Ascott Residence Trust – Recovery and rebalancing

10 Feb 2022
  • FY21 DPU of 4.32 Scts (+17%) was in line, forming 99% of our forecast, supported by new acquisitions and recovery of existing portfolio.
  • AUM in extended-stay segment increased from 5% to 16% following S$785mn in acquisitions in FY21. Medium-term target raised to 25-30% of AUM.
  • Maintain ACCUMULATE, DDM-TP raised from S$1.19to S$1.22. FY22e-25e DPUs have been lowered by 9-11.5% as we push back recovery from FY23 to FY24. Despite a slight increase in cost of equity from 8.10% to 8.14%, our DDM-based TP rises from S$1.19 to S$1.23 as we roll forward our forecast.
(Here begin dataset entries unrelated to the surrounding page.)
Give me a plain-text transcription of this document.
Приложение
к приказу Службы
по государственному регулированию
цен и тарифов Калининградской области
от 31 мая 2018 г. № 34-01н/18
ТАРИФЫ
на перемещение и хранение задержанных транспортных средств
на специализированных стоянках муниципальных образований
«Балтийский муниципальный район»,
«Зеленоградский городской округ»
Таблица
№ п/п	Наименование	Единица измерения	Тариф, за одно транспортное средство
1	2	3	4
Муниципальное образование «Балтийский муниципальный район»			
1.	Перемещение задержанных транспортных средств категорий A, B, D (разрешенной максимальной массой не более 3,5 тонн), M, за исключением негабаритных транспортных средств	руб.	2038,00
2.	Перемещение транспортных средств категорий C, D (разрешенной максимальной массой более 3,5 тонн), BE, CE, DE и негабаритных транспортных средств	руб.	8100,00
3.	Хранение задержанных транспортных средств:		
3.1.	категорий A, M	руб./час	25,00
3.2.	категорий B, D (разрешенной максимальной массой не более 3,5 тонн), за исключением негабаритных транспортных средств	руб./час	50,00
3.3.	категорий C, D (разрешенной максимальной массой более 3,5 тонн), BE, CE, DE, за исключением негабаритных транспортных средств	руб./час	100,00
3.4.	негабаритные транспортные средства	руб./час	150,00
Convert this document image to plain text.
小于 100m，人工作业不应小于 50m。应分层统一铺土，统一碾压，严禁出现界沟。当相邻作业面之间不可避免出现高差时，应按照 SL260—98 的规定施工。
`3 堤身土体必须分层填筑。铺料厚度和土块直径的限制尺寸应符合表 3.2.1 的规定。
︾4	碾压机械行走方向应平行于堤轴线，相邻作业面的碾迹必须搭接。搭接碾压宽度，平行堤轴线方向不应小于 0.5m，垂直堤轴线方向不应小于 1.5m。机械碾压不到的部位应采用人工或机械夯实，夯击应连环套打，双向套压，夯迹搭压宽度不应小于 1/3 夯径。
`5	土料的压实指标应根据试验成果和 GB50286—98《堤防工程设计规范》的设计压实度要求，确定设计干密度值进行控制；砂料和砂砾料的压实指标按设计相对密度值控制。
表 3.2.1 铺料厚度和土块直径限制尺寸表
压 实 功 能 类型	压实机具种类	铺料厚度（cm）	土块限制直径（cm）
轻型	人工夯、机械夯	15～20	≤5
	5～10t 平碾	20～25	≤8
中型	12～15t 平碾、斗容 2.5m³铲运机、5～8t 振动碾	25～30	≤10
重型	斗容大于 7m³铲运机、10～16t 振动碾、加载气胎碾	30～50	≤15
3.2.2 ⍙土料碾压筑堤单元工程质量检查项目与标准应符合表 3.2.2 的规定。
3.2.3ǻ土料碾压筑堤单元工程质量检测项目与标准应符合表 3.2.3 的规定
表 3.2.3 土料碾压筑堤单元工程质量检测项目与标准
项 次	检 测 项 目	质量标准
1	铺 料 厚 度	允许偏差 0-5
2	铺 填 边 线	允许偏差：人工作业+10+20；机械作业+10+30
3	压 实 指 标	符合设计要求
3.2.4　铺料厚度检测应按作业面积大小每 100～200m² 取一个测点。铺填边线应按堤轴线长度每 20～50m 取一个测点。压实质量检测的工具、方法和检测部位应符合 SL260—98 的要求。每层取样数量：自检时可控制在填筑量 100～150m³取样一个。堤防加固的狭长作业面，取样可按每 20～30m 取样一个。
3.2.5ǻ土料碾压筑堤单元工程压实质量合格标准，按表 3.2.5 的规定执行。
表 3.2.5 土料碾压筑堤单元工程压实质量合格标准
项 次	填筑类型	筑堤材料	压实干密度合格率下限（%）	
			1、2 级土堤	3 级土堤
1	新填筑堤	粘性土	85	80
ART remains our top pick in the sector owing to its mix of stable and growth revenue and geographical diversification. Current share price implies FY22e/23e DPU yield of 5.0%/5.7%.

 

The Positives

  • Sixth quarter of RevPAU recovery; FY21 gross profit up 15.8% YoY (Figure 1 and 2). 4Q21 RevPAU grew 24%/74% QoQ/YoY) on the back of higher occupancy and ADRs. Average portfolio occupancy improved QoQ from c.55% to c.60%. Demand from both corporate and leisure segments returned as travel restrictions were eased and economic activities picked up. Amongst ART’s key markets, US (-275.7%), UK (92.3%) and Australia (+54.2%) registered the strongest YoY gross profit growth. US reversed its S$7mn gross loss in FY20 and recorded FY21 gross profit of S$12mn, of which c.S$7mn or 57% was attributed to the acquisition of five student accommodation assets in FY21. The impact of reopening of borders and relaxation of domestic mobility was reflected in the 48% growth in gross profit from a management contract. Revenue and gross profit from master leases and MCMGI were stable, down 2-5% due to closure of two WBF properties in Japan, reclassification of Park Hotel Clarke Quay from master lease to management contract in 2H21, divestment of two properties in France and change in rent structure of French master leases, partially offset by the absence of rent abatement in FY21.

 

  • Portfolio reconstitution into long-stay assets to shore up stable revenues. ART divested S$580mn in assets at exit yields of c.2% in FY20/21. In FY21, it invested S$785mn into the long-stay segment at higher EBITDA yields of c.5%. Long-stay assets acquisitions announced in FY21 included eight US student accommodation assets and three Japan rental housing assets. Apart from replacing divested income, these long-stay assets provide income visibility, providing a stable base of earning for ART.

 

The Negative

  • Fragile recovery. Throughout the year, operations affected by the tightening and easing of restrictions. Restrictions were imposed and travel bubbles were delayed in various countries due to the emergence of the Delta and Omicron variants, resulting in softer demand in certain months. Demand for travel was evident from the uptick in bookings during periods when restrictions were eased. While more governments are adopting an endemic stance, knee-jerk effects from new, severe variants could still trigger the imposition of restrictions.